I have recently installed Munin as a monitoring tool for one of our servers (in house testing). From what I understand it produces pretty much the same graphs as MRTG. However, it does so using Perl/Shell scripts.

The one thing that I'm NOT a fan of is that every 5 minutes Perl runs (a la Munin Cron) and utilizes some fairly high CPU resources. The reason being is that I am currently monitoring the following:

Apache accesses
Apache activity
Apache processes
Apache volume
Filesystem usage (in %)
Inode usage (in %)
Exim Mailqueue
Exim mail throughput
ProFTP Server Bytes
ProFTP Server Transfers
MySQL throughput
MySQL Connections
MySQL queries
MySQL slow queries
MySQL threads
bge0 traffic
bge1 traffic
bge0 Errors & Collisions
bge1 Errors & Collisions
Netstat
Dovcecot Logins
Number of Processes
VMstat
Auth Log Parser
CPU usage
Load average
Memory usage
File table usage
Swap in/out
Uptime

Can anyone help with a few questions?

(1) From my understanding MRTG utilizes SNMP - Does SNMP consume less memory or processor usage when running? (e.g. unlike the spikes I see with Munin every 5 minutes)

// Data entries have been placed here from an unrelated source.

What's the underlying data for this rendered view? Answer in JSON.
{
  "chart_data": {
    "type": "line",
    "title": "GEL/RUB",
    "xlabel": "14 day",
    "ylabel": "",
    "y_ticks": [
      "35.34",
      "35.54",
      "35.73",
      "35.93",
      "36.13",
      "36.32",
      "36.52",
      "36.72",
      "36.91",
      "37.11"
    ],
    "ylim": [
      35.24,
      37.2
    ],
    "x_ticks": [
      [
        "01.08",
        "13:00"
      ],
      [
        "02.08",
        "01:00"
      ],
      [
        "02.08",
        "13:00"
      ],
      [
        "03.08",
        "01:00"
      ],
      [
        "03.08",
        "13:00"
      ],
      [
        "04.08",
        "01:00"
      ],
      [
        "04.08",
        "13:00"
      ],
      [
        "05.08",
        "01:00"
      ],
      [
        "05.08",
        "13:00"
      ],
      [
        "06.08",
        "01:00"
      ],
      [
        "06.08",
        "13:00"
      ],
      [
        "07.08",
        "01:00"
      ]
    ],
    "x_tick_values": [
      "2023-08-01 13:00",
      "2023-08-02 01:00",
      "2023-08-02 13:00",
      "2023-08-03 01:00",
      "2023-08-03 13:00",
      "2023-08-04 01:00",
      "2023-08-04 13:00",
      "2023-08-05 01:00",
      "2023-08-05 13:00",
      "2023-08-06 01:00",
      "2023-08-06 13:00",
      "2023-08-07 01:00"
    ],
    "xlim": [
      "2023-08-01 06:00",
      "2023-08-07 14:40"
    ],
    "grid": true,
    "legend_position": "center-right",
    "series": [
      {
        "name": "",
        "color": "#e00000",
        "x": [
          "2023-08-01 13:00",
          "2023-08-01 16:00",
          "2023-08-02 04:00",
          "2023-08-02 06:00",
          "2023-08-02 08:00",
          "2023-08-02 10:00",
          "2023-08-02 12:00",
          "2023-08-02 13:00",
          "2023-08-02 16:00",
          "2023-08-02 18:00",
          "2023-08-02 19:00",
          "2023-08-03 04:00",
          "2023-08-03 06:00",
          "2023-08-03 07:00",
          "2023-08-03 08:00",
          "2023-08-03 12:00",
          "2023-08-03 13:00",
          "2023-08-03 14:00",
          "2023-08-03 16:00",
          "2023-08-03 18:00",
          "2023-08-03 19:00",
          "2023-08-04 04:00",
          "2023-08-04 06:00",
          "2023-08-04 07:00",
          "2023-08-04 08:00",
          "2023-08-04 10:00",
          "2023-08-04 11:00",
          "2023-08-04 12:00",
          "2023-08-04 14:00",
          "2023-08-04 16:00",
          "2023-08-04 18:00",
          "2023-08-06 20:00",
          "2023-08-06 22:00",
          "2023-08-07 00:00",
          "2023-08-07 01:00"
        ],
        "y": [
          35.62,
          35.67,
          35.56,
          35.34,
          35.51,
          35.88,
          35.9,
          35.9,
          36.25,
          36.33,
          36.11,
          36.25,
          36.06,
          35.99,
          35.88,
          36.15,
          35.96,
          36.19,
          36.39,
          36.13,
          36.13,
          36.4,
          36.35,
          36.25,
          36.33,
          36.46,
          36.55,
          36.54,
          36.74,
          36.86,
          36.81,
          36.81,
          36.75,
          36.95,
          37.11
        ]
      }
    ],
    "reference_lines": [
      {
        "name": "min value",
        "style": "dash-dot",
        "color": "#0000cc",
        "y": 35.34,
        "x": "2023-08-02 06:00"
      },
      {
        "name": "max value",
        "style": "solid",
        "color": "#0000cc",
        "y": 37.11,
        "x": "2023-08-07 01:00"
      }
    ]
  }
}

(2) I have searched to see whether MRTG can capture the same information (listed above) - offhand, can MRTG capture information for EXIM, Dovecot and ProFTP?

Thanks for your assistance!
 
So...I take it nobody uses either Munin or MRTG to monitor their servers?

:rolleyes:
 
I currently use Munin and used MRTG a few years ago. Munin seems less mature and more heavy, but I love how it works.
I don't know anything about how is MRTG today, but I know you can do more or less anything (not only by SNMP), it's just more difficult to setup. I remember that sometimes it was easier to use rrdtools directly with custom scripts.
 
IMHO Cacti is great if you want to personalize your graphs completely, while Nagios has a few interesting plugins if you want centralized complete statistics on a large network, but both of them are too big (and eat too many resources) for simple statistics on a single server.
 
A little off topic but related... I only have a couple boxes online ATM (small company) so I use ubersmith to do snmp polling on my boxes. If your datacenter has it, it's a great option.

I manage a large government network that spans several physical locations and we use OpManager to monitor servers and devices at all of the sites. Depending on the size of your orgainization you'll need a VPS or dedicated box to run it, but it's one of the best products I've seen. They have a free edition that monitors up to 10 devices.
http://www.manageengine.com/products/opmanager/index.html
 
I use munin and collect pretty much the same set of info. If you setup the graphs to be generated on demand (via cgi), that reduces the processor load significantly. On the other hand with on-demand generation, you may need to wait as much as a minute to generate all the graphs on the node page. I find that acceptable for me, you may feel differently.